The question of how he stands on the Sixth Amendment was never asked of Judge Roberts, before he was confirmed to the Supreme Court. Another fight thrown by the Democrats? If the Democrats have truly found their backbone, the Borking of Alito over insufficient or ambiguous answers regarding the Padilla case can only make them heroes across a swath of the political spectrum that will frighten King George. Whose primary duty, contrary to what he is fond of saying, is not to "protect the American people," (this is nowhere in the Constitution; look it up) but "to the best of my Ability, preserve, protect and defend the Constitution of the United States." This is the oath of office required of all presidents according to Article II, section 1 of the US Constitution.

Sunday, November 13, 2005

"Spiro" Dick Cheney, More On...

I've been saying this for two years: the impeachment of Dubya leaves us with President Dick Cheney, hardly an improvement. So we take a page from the playbook that drummed Richard Nixon out of office. Remember? Nixon's VP was Spiro Agnew, whom no one wanted to be stuck with either. So they ran him out of town first, on tax evasion charges. The way was then clear to impeach Tricky Dick, who compared to Bush looks like a Great American. After all, even Nixon never accused his opponents of helping kill American troops. This is how we got Gerald Ford, the first vice president confirmed under the 25th Amendment, who then went on to become a mediocre but relatively benign president.
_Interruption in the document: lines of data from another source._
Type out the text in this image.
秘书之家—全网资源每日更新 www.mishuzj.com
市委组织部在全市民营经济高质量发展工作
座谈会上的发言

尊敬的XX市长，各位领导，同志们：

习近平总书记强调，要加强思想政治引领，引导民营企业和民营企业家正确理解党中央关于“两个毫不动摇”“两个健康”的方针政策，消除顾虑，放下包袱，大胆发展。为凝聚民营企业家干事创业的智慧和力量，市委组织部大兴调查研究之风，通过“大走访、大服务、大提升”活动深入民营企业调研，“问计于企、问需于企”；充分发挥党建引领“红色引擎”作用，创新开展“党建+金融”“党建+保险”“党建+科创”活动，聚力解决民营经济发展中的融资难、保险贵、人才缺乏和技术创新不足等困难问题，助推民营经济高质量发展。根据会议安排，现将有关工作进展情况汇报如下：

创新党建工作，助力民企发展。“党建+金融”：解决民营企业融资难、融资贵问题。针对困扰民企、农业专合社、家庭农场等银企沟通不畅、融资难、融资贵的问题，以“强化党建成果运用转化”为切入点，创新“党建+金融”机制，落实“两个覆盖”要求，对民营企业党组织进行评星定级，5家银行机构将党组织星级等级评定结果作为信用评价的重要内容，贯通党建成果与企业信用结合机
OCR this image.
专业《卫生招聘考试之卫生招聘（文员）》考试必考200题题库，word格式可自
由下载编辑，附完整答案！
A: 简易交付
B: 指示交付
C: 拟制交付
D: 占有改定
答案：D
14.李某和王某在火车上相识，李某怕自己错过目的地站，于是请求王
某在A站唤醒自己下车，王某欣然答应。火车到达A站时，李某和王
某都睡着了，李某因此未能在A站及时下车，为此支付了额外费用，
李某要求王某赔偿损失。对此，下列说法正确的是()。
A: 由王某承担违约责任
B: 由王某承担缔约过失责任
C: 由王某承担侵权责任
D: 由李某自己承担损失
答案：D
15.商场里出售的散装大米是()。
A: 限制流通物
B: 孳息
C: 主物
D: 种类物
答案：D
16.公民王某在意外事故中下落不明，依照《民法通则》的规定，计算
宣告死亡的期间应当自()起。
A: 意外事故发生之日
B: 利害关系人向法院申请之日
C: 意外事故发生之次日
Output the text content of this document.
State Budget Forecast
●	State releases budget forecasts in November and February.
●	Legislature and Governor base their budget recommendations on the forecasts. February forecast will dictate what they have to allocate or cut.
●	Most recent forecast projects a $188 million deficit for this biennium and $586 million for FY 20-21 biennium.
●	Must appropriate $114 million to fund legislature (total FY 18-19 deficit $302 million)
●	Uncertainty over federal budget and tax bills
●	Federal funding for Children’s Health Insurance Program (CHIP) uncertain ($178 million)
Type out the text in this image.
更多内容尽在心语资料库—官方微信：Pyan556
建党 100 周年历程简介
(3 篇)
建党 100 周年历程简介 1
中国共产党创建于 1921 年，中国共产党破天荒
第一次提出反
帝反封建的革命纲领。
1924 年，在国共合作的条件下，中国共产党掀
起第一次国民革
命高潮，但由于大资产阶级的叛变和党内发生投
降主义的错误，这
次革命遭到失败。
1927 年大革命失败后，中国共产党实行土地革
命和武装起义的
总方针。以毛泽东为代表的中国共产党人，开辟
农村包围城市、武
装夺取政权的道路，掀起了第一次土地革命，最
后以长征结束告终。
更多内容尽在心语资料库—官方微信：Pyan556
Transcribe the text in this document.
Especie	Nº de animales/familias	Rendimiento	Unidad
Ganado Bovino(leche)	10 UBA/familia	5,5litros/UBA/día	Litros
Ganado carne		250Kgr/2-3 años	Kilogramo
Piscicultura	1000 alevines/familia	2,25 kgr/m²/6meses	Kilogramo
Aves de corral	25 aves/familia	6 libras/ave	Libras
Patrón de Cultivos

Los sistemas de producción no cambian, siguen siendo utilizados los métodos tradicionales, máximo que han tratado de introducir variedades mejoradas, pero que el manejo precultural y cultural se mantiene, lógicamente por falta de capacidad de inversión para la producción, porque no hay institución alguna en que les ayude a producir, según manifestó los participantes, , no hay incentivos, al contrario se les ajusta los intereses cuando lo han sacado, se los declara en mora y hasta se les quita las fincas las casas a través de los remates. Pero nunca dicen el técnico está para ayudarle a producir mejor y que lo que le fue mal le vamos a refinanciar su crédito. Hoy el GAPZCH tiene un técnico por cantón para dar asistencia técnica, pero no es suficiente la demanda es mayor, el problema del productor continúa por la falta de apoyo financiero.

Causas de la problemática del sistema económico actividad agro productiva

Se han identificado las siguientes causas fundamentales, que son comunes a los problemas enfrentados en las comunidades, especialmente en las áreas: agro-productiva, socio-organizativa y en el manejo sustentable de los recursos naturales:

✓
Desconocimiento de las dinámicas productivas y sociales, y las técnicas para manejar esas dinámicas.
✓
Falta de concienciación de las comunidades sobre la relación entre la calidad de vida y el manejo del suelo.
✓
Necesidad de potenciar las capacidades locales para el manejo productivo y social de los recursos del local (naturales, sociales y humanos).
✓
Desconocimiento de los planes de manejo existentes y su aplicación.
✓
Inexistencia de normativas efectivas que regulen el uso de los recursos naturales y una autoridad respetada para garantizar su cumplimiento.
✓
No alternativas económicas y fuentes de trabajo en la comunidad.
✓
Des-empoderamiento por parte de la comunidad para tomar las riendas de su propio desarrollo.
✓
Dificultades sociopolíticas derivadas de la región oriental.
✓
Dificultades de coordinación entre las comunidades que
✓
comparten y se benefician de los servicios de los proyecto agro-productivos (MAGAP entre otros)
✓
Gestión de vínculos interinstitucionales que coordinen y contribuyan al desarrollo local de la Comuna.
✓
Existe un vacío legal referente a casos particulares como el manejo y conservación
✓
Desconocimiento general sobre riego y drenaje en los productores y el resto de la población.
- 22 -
With the Libby indictment, Cheney is in even more immediate peril than Bush. The famed Washington Post article "The Profitable Connections Of Halliburton" states that: "During Cheney's tenure at Halliburton the company did business in all three countries [Iraq, Iran, Libya.] In the case of Iraq, Halliburton legally evaded U.S. sanctions by conducting its oilservice business through foreign subsidiaries that had once been owned by Dresser."

It's all in my new book. If the Dems with their new "spine" ever decide to uncork Dresser Industries, Cheney is gone. The question for impatient Americans is why he wasn't gone long ago.